Irregularities with vaccine

In addition to the existing exemptions, foreigners are also exempt from the entry ban on a list of selected countries. This means that foreigners with documents they have in these countries can enter Sweden as long as they comply with the entry requirements of the Schengen Borders Code and the Visa Code. The exception to the entry ban is a test requirement that applies to all foreigners who have a fundamental reason to enter Sweden.

Another problem is that the path to a personal number for the COVID-19 vaccine is often rejected. Officials say the vaccine is suitable and available for everyone in Sweden. Some people have signed up for the vaccine, but others have been told they are not eligible. In contrast, others claim they have not been booked and are contacting various authorities. One reader said he then returned to his home country without a vaccine.

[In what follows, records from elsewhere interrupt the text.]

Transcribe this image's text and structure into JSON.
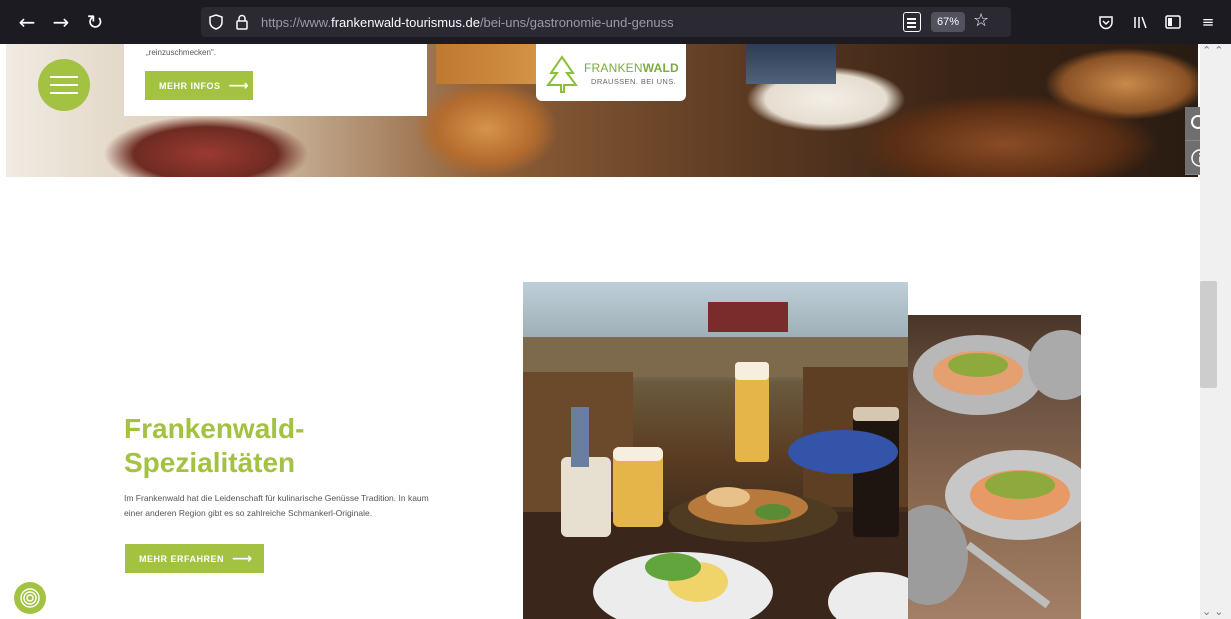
{
  "browser": {
    "url_prefix": "https://www.",
    "url_domain": "frankenwald-tourismus.de",
    "url_path": "/bei-uns/gastronomie-und-genuss",
    "zoom": "67%"
  },
  "hero": {
    "card_text": "„reinzuschmecken\".",
    "cta_label": "MEHR INFOS"
  },
  "logo": {
    "name_light": "FRANKEN",
    "name_bold": "WALD",
    "tagline": "DRAUSSEN. BEI UNS."
  },
  "section": {
    "heading": "Frankenwald-Spezialitäten",
    "body": "Im Frankenwald hat die Leidenschaft für kulinarische Genüsse Tradition. In kaum einer anderen Region gibt es so zahlreiche Schmankerl-Originale.",
    "cta_label": "MEHR ERFAHREN"
  },
  "colors": {
    "accent": "#a3c241",
    "toolbar": "#1c1b22",
    "urlbar": "#2b2a33"
  },
  "icons": [
    "arrow-left-icon",
    "arrow-right-icon",
    "reload-icon",
    "shield-icon",
    "lock-icon",
    "reader-icon",
    "star-icon",
    "pocket-icon",
    "library-icon",
    "sidebar-icon",
    "hamburger-icon",
    "search-icon",
    "info-icon",
    "fingerprint-icon"
  ]
}
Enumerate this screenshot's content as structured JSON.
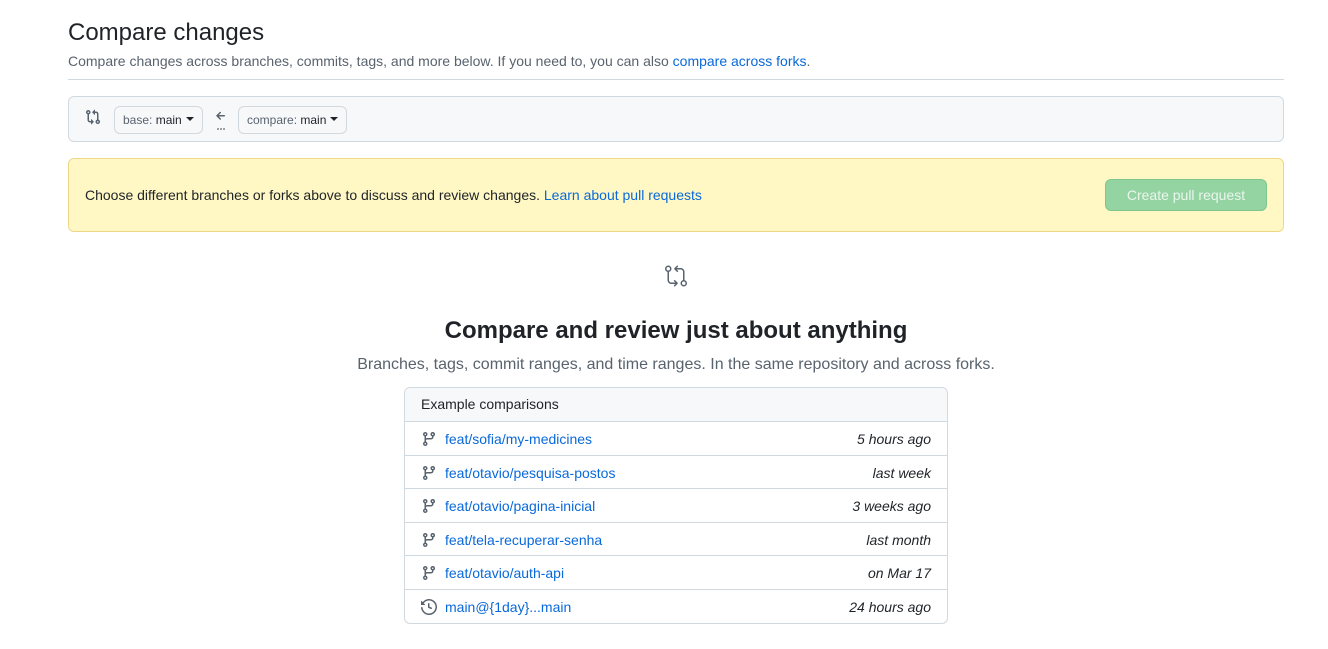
{
  "header": {
    "title": "Compare changes",
    "subtitle_prefix": "Compare changes across branches, commits, tags, and more below. If you need to, you can also ",
    "subtitle_link": "compare across forks",
    "subtitle_suffix": "."
  },
  "range": {
    "base_label": "base:",
    "base_ref": "main",
    "compare_label": "compare:",
    "compare_ref": "main"
  },
  "flash": {
    "message": "Choose different branches or forks above to discuss and review changes.",
    "link": "Learn about pull requests",
    "button": "Create pull request"
  },
  "blankslate": {
    "title": "Compare and review just about anything",
    "description": "Branches, tags, commit ranges, and time ranges. In the same repository and across forks."
  },
  "examples": {
    "header": "Example comparisons",
    "rows": [
      {
        "icon": "git-branch-icon",
        "name": "feat/sofia/my-medicines",
        "time": "5 hours ago"
      },
      {
        "icon": "git-branch-icon",
        "name": "feat/otavio/pesquisa-postos",
        "time": "last week"
      },
      {
        "icon": "git-branch-icon",
        "name": "feat/otavio/pagina-inicial",
        "time": "3 weeks ago"
      },
      {
        "icon": "git-branch-icon",
        "name": "feat/tela-recuperar-senha",
        "time": "last month"
      },
      {
        "icon": "git-branch-icon",
        "name": "feat/otavio/auth-api",
        "time": "on Mar 17"
      },
      {
        "icon": "history-icon",
        "name": "main@{1day}...main",
        "time": "24 hours ago"
      }
    ]
  },
  "colors": {
    "link": "#0969da",
    "flash_bg": "#fff8c5",
    "button_disabled": "#94d3a2"
  }
}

Sweden has officially reopened its borders to travellers from several countries, including the US, from June 30. For more than a year, American travellers have been prevented from entering Sweden. Still, by the end of this month, it will be easier for holders of US passports to visit Sweden than for residents of Europe.

As of July 1, a COVID certificate will be required for foreign nationals to travel to Sweden. The certificate must show that the person has tested negative, been vaccinated and recovered from COVID-19. Travel to other Scandinavian countries such as Denmark, Norway, Iceland and Finland will be allowed without the COVID requirements.

All in… with a certificate

Travellers from the Nordic countries Denmark, Finland, Iceland and Norway, do not require a COVID certificate. However, UK nationals who can prove that they live and work in Sweden for urgent family reasons are exempt.

Sweden has also announced that after June 30, US travellers will be allowed, including those from Serbia, Taiwan, Northern Macedonia, Macau, Lebanon, Hong Kong and Albania. In addition, Sweden also allows travelling from other Scandinavian countries such as Denmark, Iceland, Finland and Norway. Suppose you wish to travel to Sweden without one of these exemptions. In that case, you must prove that your trip is essential and not a leisure activity.

Travellers from these six countries must be approved by the European Commission and present negative results of COVID 19 within 72 hours of their flight to another country. In addition, travellers from other EU countries must prove complete vaccination and successful recovery after becoming infected with COVID.